In a debate live-streamed by the Cairns Post, Ms Lui went head-to-head with five of her rivals on the issues and concerns of that are most prevalent in Cook. 

"Right now, I am fighting for the Cook electorate because I think we've got a much bigger risk at hand here, and that is the global pandemic and I don't think we should move away from that," said Ms Lui. 

Other issues that were discussed included Indigenous affairs, agricultural spending, water security, the environment and one of the bog driver's for this year's election in Far North Queensland, youth crime. 

"We've announced a five-point plan back in March, and the whole idea is to engage those vulnerable youth who are out there committing crime and to get them back on track," she said. 

"I'm a firm believer in providing support through intervention, but we need to look at this problem from a holistic perspective, and that is that we also need to work with families and we also need to work with the environment that they're in.

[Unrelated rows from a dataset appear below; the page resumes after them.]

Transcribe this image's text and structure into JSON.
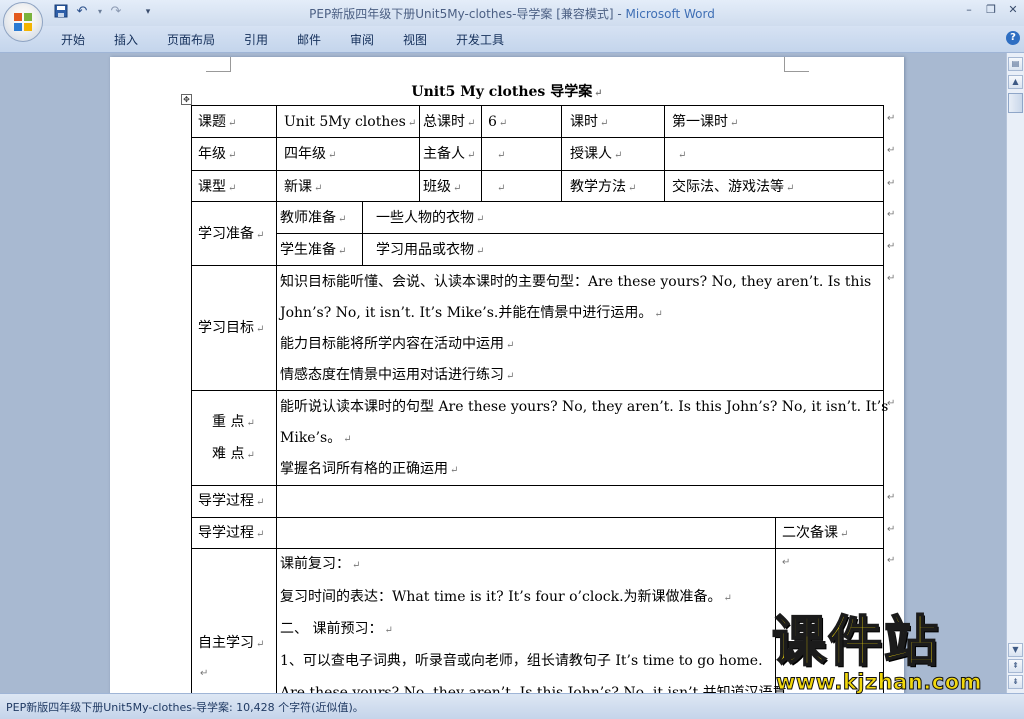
{
  "window": {
    "title_doc": "PEP新版四年级下册Unit5My-clothes-导学案 [兼容模式] - ",
    "title_app": "Microsoft Word"
  },
  "quick_access": {
    "save_icon": "save-icon",
    "undo_icon": "undo-icon",
    "redo_icon": "redo-icon"
  },
  "ribbon": {
    "tabs": [
      "开始",
      "插入",
      "页面布局",
      "引用",
      "邮件",
      "审阅",
      "视图",
      "开发工具"
    ]
  },
  "document": {
    "title": "Unit5 My clothes  导学案",
    "lesson_table": [
      [
        "课题",
        "Unit 5My clothes",
        "总课时",
        "6",
        "课时",
        "第一课时"
      ],
      [
        "年级",
        "四年级",
        "主备人",
        "",
        "授课人",
        ""
      ],
      [
        "课型",
        "新课",
        "班级",
        "",
        "教学方法",
        "交际法、游戏法等"
      ]
    ],
    "prep": {
      "label": "学习准备",
      "rows": [
        {
          "k": "教师准备",
          "v": "一些人物的衣物"
        },
        {
          "k": "学生准备",
          "v": "学习用品或衣物"
        }
      ]
    },
    "goals": {
      "label": "学习目标",
      "lines": [
        "知识目标能听懂、会说、认读本课时的主要句型：Are these yours? No, they aren’t. Is this",
        "John’s? No, it isn’t. It’s Mike’s.并能在情景中进行运用。",
        "能力目标能将所学内容在活动中运用",
        "情感态度在情景中运用对话进行练习"
      ]
    },
    "key_points": {
      "label_1": "重  点",
      "label_2": "难  点",
      "lines": [
        "能听说认读本课时的句型 Are these yours? No, they aren’t. Is this John’s? No, it isn’t. It’s",
        "Mike’s。",
        "掌握名词所有格的正确运用"
      ]
    },
    "process_heading": "导学过程",
    "process_header": {
      "left": "导学过程",
      "right": "二次备课"
    },
    "self_study": {
      "label": "自主学习",
      "lines": [
        "课前复习：",
        "复习时间的表达：What time is it? It’s four o’clock.为新课做准备。",
        "二、 课前预习：",
        "1、可以查电子词典，听录音或向老师，组长请教句子 It’s time to go home.",
        "Are these yours? No, they aren’t. Is this John’s? No, it isn’t.并知道汉语意"
      ]
    }
  },
  "status": {
    "text": "PEP新版四年级下册Unit5My-clothes-导学案: 10,428 个字符(近似值)。"
  },
  "watermark": {
    "text": "课件站",
    "url": "www.kjzhan.com"
  }
}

"We need to look at the core of the problem and that is the environment in which they live so it's their homes, it's the communities they come from. I believe we will start seeing changes in the environment."

In 2017, Labor received 40.1 per cent of the vote, followed by One Nation on 18.4 per cent and the Liberal National Party with 17.8 per cent.

This year, a similar result has been predicted, with the electorate of Cook traditionally being a Labor seat. 

Other candidates included in this year's election include the LNP's Nipper Brown, One Nation's Brett Neal, The Greens Deby Ruddell and Clive Palmer's UAP candidate, Stephen Goulmy.